Тереза и Жак смотрели на раскинувшиеся перед ними клумбы — цветы образовали огромные орнаменты, начертанные Ленотром, — на зеленый луг, на бассейн; дальше был виден грот с пятью сводами, сложенными из грубого камня, и гигантские гермы под сенью высоких деревьев, которые осень начала уже расцвечивать золотом и багрянцем.
— В этой зеленой геометрии, — сказал Дешартр, — есть, конечно, своя красота.
— Да, — отозвалась Тереза. — Но я думаю о платане, склонившемся среди дворика, где между камнями растет трава. Ведь мы посадим там цветы, не правда ли?
Прислонившись к каменному льву с почти человеческим ликом, который вместе с другими львами стоял на страже над засыпанным рвом у подножья лестницы, она обернулась к замку и, указав на одно из овальных окошек над самым карнизом, проговорила:
— Вот там — ваша комната, я заходила в нее вчера вечером. В том же этаже, но с другой стороны, в самом конце, папин кабинет. Простой деревянный стол, шкаф красного дерева, на камине графин с водой — таким был его кабинет в молодые годы. Оттуда и пошло все наше богатство.
По усыпанным песком дорожкам цветника они дошли до изгороди из подстриженного самшита, окаймлявшей парк с южной стороны. Они миновали оранжерею, над монументальной дверью которой распластался лотарингский крест Марейлей, и углубились в липовую аллею, тянувшуюся вдоль зеленого ковра лужайки. Под деревьями, наполовину уже оголенными, статуи нимф вздрагивали от холода во влажной тени, местами пронизанной неяркими лучами. Голубь, сидевший на плече у одной из белых фигур, вспорхнул. Время от времени ветер своим дуновением отрывал засохший лист, и он падал — точно раковина красного золота, с дождевой каплей в глубине. Тереза показала на нимфу и заметила:
— Она смотрела на меня, когда я еще ребенком желала себе смерти. Я мучилась: мне и хотелось чего-то и было страшно.
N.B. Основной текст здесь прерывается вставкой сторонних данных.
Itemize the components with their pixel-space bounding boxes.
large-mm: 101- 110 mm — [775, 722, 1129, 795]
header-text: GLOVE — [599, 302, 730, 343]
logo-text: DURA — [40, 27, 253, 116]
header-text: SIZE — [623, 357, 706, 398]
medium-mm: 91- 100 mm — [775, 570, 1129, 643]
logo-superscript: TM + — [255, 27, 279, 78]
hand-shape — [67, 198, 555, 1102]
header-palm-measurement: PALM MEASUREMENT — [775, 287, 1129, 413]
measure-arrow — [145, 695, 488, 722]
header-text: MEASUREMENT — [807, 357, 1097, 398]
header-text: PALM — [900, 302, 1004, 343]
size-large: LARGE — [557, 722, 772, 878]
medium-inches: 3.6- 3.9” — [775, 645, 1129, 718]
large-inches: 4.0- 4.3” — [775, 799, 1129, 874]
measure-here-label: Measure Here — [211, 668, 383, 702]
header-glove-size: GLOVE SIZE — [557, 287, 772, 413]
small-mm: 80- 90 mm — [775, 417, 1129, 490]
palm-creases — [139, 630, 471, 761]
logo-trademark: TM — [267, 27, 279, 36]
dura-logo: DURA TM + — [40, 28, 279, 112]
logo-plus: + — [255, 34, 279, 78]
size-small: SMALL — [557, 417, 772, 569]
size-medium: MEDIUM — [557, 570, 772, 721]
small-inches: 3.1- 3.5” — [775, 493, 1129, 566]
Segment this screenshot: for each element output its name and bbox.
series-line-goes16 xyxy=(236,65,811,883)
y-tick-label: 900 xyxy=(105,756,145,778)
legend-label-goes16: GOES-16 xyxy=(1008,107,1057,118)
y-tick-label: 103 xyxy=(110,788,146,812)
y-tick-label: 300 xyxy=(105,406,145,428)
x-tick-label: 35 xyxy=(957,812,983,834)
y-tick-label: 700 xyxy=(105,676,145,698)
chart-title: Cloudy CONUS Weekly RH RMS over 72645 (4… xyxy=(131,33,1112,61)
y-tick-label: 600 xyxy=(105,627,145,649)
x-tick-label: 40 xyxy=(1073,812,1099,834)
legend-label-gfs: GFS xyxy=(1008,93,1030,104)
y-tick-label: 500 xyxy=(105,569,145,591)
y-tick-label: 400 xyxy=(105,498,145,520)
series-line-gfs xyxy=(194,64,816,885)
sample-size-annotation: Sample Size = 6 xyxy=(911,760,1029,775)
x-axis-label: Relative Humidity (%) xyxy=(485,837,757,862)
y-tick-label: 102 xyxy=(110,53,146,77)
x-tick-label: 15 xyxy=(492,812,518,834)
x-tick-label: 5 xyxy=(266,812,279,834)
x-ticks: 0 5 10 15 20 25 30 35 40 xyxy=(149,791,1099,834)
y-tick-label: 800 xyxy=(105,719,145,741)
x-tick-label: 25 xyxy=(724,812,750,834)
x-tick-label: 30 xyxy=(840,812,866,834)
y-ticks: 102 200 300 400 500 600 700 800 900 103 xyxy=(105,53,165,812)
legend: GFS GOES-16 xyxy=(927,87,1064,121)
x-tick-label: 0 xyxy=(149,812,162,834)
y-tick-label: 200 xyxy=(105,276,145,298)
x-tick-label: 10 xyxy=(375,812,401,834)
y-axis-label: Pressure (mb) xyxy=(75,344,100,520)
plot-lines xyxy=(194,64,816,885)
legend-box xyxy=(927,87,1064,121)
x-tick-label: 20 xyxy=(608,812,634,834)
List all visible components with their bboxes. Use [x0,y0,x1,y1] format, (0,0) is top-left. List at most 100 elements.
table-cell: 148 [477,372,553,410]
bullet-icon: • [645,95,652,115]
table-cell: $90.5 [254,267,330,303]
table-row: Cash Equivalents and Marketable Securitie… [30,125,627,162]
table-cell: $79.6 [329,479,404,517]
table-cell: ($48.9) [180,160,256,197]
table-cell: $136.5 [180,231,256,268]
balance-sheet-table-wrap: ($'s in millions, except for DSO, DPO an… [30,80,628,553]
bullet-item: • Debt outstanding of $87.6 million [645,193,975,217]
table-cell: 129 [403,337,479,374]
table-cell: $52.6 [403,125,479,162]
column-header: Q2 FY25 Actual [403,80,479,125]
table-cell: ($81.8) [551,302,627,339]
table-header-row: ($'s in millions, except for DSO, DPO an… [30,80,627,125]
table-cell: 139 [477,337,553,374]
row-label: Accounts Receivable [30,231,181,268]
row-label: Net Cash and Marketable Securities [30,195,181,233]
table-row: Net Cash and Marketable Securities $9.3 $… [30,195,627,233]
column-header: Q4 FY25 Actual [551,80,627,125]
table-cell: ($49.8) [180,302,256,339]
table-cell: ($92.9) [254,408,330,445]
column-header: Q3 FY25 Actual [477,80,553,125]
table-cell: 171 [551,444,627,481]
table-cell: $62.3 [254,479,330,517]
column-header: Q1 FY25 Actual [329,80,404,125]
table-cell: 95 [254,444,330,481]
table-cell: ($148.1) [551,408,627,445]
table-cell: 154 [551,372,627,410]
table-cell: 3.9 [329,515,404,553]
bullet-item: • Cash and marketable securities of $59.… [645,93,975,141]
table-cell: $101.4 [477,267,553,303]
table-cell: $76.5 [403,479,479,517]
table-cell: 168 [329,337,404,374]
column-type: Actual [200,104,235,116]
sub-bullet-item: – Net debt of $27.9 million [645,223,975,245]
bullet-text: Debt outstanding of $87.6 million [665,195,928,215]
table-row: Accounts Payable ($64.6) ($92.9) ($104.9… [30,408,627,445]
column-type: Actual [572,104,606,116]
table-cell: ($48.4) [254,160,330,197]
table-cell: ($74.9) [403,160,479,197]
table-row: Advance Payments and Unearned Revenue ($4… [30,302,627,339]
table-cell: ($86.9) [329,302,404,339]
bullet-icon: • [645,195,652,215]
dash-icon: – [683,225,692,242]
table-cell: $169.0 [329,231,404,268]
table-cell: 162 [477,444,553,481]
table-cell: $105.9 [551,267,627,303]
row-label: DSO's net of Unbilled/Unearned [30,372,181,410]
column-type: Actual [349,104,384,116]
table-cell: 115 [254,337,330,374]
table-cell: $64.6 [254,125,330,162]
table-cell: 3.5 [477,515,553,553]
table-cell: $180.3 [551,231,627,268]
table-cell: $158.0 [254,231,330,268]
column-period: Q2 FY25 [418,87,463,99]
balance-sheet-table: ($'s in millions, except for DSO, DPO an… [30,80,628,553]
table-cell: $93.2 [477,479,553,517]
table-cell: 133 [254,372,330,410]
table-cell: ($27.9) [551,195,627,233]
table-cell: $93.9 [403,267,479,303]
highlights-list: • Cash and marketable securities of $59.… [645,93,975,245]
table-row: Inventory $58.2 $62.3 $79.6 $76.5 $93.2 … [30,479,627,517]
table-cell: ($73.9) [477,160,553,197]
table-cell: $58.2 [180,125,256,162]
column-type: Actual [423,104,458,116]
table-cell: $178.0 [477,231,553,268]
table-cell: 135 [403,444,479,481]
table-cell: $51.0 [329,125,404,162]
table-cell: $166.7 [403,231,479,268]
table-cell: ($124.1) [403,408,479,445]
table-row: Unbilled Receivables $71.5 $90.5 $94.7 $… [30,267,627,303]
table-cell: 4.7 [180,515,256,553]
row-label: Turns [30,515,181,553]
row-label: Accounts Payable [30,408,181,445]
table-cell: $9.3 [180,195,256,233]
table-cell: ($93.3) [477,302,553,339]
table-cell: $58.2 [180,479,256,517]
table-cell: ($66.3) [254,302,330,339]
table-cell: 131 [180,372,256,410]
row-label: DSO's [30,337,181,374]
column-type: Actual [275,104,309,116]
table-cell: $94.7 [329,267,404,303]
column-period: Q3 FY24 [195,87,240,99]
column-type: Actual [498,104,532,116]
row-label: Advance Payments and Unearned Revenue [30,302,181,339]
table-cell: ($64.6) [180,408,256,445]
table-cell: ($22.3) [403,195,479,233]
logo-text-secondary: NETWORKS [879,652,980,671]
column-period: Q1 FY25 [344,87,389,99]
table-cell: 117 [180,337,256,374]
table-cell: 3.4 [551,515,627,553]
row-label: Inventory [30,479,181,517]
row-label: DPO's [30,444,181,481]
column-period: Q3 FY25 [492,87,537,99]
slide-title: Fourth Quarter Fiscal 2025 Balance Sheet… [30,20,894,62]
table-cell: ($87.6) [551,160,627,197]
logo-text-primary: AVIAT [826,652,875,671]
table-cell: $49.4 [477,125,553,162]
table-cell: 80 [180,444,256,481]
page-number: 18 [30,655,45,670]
Я вас ждала. Но вы были так далеко.
Липовая аллея прерывалась у округлой площадки: там был большой пруд, посреди которого возвышалась группа тритонов и нереид, дующих в раковины, и где в часы, когда бил фонтан, струйки воды сливались в диадему, украшенную пеной.
— Это корона Жуэнвиля, — сказала Тереза. Она показала на дорожку, которая начиналась у пруда и шла к востоку, теряясь где-то в поле.
— Вот моя дорожка. Сколько раз я гуляла по ней и грустила! Мне было грустно, когда я не знала вас.
Они снова пошли по липовой аллее: она тянулась и по другую сторону площадки и тоже была украшена нимфами. Они прошли по ней до самых гротов. То были пять больших ниш, расположившихся полукругом в глубине парка, выложенных раковинами, с балюстрадой наверху и разделенных гермами. Крайняя возвышалась в чудовищной своей наготе над остальными и, потупившись, не сводила с них диких и кротких каменных глаз.
— Когда мой отец купил Жуэнвиль, — говорила Тереза, — гроты представляли собой развалины, поросшие травой, и кишели змеями. Там было множество кроличьих нор. Столбы и аркады он восстановил по эстампам Перреля[128], которые хранятся в Национальной библиотеке. Он сам был себе архитектором.
Им хотелось тени и тайны, и они пошли в сторону буковой аллеи, огибающей гроты. Но оттуда до них донесся шум шагов, и они остановились. И сквозь листву они увидели Монтессюи, обнимавшего за талию княгиню Сенявину. Монтессюи и княгиня преспокойно шли к замку. Жак и Тереза, прижавшись к герме, подождали, пока они пройдут. Потом она сказала Дешартру, молча глядевшему на нее:
— Теперь я понимаю, почему этой зимой княгиня Сенявина спрашивала у папы советов насчет покупки лошадей.
И все же Тереза восхищалась своим отцом, сумевшим завоевать эту красивую женщину, которая считалась неприступной и слыла богатой, несмотря на денежные затруднения — следствие ее невероятной безалаберности.
Тереза спросила Жака, считает ли он княгиню красавицей. Он признавал, что в ней есть какое-то чисто животное великолепие и физическая привлекательность, слишком пряная, однако, на его вкус; ему представлялось, что соски у нее обведены широкой коричневой каймой, живот окрашен в тона охры, шафрана и серы, а ноги — волосатые. Главное же, он находил ее кожу несколько грубой. Тереза согласилась, что все это — вполне вероятно, но все же при вечернем освещении княгиня Сенявина затмевает других женщин.